Swords and Deviltry
- First edition
- Author: Fritz Leiber
- Cover artist: Jeff Jones
- Language: English
- Series: Fafhrd and the Gray Mouser series
- Genre: Fantasy
- Publisher: Ace Books
- Publication date: 1970
- Publication place: United States
- Media type: Print (Paperback)
- Pages: 254 p.
- Followed by: Swords Against Death

= Swords and Deviltry =

Short story collection by Fritz Leiber

Swords and Deviltry is a fantasy short story collection, first published 1970, by American writer Fritz Leiber, featuring his sword and sorcery heroes Fafhrd and the Gray Mouser. It is chronologically the first volume of the complete seven volume edition of the collected stories devoted to the characters.
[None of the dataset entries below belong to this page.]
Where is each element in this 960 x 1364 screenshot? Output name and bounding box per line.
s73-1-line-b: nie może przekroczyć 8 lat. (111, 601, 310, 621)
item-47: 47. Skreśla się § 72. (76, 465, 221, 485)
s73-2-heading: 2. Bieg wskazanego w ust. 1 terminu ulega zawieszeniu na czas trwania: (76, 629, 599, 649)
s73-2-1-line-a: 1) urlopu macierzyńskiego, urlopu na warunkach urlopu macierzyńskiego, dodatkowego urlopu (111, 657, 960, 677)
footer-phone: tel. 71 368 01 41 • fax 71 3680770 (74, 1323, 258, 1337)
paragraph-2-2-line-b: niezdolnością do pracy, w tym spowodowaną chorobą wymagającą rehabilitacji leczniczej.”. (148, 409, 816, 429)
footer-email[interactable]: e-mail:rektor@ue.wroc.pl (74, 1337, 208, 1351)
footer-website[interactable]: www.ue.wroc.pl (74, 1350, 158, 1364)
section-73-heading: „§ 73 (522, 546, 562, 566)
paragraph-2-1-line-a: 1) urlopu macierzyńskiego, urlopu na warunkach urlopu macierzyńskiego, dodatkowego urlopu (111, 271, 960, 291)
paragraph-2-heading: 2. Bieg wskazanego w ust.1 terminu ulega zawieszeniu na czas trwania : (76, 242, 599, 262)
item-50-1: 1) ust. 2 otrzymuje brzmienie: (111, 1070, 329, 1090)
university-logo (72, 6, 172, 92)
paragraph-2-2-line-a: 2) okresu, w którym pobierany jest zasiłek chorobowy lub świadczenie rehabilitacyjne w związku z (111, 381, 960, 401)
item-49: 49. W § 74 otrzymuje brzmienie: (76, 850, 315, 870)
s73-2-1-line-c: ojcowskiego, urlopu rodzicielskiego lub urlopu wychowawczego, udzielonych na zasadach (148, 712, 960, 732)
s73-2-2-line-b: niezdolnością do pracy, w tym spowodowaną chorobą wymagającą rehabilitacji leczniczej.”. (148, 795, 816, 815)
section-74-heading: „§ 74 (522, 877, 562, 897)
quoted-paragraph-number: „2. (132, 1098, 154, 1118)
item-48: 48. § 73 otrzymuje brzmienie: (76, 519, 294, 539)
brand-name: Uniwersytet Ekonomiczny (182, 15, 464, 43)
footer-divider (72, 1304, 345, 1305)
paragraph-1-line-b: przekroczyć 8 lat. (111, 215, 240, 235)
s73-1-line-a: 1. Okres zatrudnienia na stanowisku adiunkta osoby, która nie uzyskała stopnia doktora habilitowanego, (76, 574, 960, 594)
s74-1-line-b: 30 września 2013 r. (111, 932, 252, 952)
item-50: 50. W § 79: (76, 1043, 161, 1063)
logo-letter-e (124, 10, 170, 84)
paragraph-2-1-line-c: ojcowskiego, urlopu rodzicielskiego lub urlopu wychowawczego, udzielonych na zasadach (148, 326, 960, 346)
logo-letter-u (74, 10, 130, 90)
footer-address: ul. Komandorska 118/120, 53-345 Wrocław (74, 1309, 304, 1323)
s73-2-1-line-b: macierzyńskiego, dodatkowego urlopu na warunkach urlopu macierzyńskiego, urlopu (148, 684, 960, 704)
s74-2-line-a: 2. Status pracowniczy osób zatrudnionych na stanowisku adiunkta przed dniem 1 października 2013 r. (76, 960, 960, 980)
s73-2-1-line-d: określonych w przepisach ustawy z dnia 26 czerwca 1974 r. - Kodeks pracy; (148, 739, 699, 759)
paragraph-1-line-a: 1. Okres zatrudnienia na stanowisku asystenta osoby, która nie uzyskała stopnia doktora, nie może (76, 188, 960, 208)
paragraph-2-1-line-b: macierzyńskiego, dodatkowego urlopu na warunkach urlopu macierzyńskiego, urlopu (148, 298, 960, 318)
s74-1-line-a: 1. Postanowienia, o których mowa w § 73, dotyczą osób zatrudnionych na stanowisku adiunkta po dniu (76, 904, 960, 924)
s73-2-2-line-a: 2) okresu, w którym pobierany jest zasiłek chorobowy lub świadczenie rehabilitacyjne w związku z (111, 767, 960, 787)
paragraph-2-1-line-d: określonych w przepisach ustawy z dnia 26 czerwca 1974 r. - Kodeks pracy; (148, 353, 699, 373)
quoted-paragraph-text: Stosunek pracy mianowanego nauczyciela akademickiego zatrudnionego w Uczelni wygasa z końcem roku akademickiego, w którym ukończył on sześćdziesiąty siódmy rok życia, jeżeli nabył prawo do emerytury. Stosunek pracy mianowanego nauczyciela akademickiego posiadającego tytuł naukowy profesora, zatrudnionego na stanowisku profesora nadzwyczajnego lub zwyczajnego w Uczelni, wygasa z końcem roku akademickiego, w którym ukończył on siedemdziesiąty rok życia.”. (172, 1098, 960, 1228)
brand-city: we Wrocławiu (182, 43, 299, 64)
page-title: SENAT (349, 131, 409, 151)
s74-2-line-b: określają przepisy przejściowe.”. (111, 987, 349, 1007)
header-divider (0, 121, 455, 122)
The book was first published in paperback form during 1970 by Ace Books company, which reprinted the title numerous times through November 1985; later paperback editions were issued by ibooks (2003) and Dark Horse (2006). It has been published in the United Kingdom by New English Library (1971), Mayflower Books (1979) and Grafton (1986, 1988). The first hardcover edition was issued by Gregg Press during December 1977. The book has also been gathered together with others in the series into various omnibus editions; The Three of Swords (1989), Ill Met in Lankhmar (1995), The First Book of Lankhmar (2001), and Lankhmar (2008).

The book collects three short stories originally published in the magazines Fantastic for April 1970, Fantastic Stories of Imagination for October 1962, and The Magazine of Fantasy and Science Fiction for April 1970, together with an "Induction" that originally appeared in the 1957 Fafhrd and Gray Mouser collection Two Sought Adventure (later expanded, minus the induction, as Swords Against Death (1970).

==Contents==
- "Induction" (1957)
- "The Snow Women" (1970)
- "The Unholy Grail" (1962)
- "Ill Met in Lankhmar" (1970)

==Plot==
The Fafhrd and Gray Mouser stories concern the lives of two larcenous but likable rogues as they adventure across the fantasy world of Nehwon. The stories in Swords and Deviltry introduce the duo and their relationship ("Induction"), present incidents from their early lives in which they meet their first lady-loves (Fafhrd in "The Snow Women", the Gray Mouser in "The Unholy Grail"), and relate how afterwards in the city of Lankhmar the two met and allied themselves with each other, and lost their first loves through their defiance of the local Thieves' Guild ("Ill Met in Lankhmar").

==Awards==
"Ill Met in Lankhmar" won the 1970 Nebula Award and the 1971 Hugo Award for best novella. "The Unholy Grail" was nominated for the 1963 Hugo Award for Short Fiction.

==Sequel==
Robin Wayne Bailey later wrote an authorized sequel to this book, Swords Against the Shadowland (1998).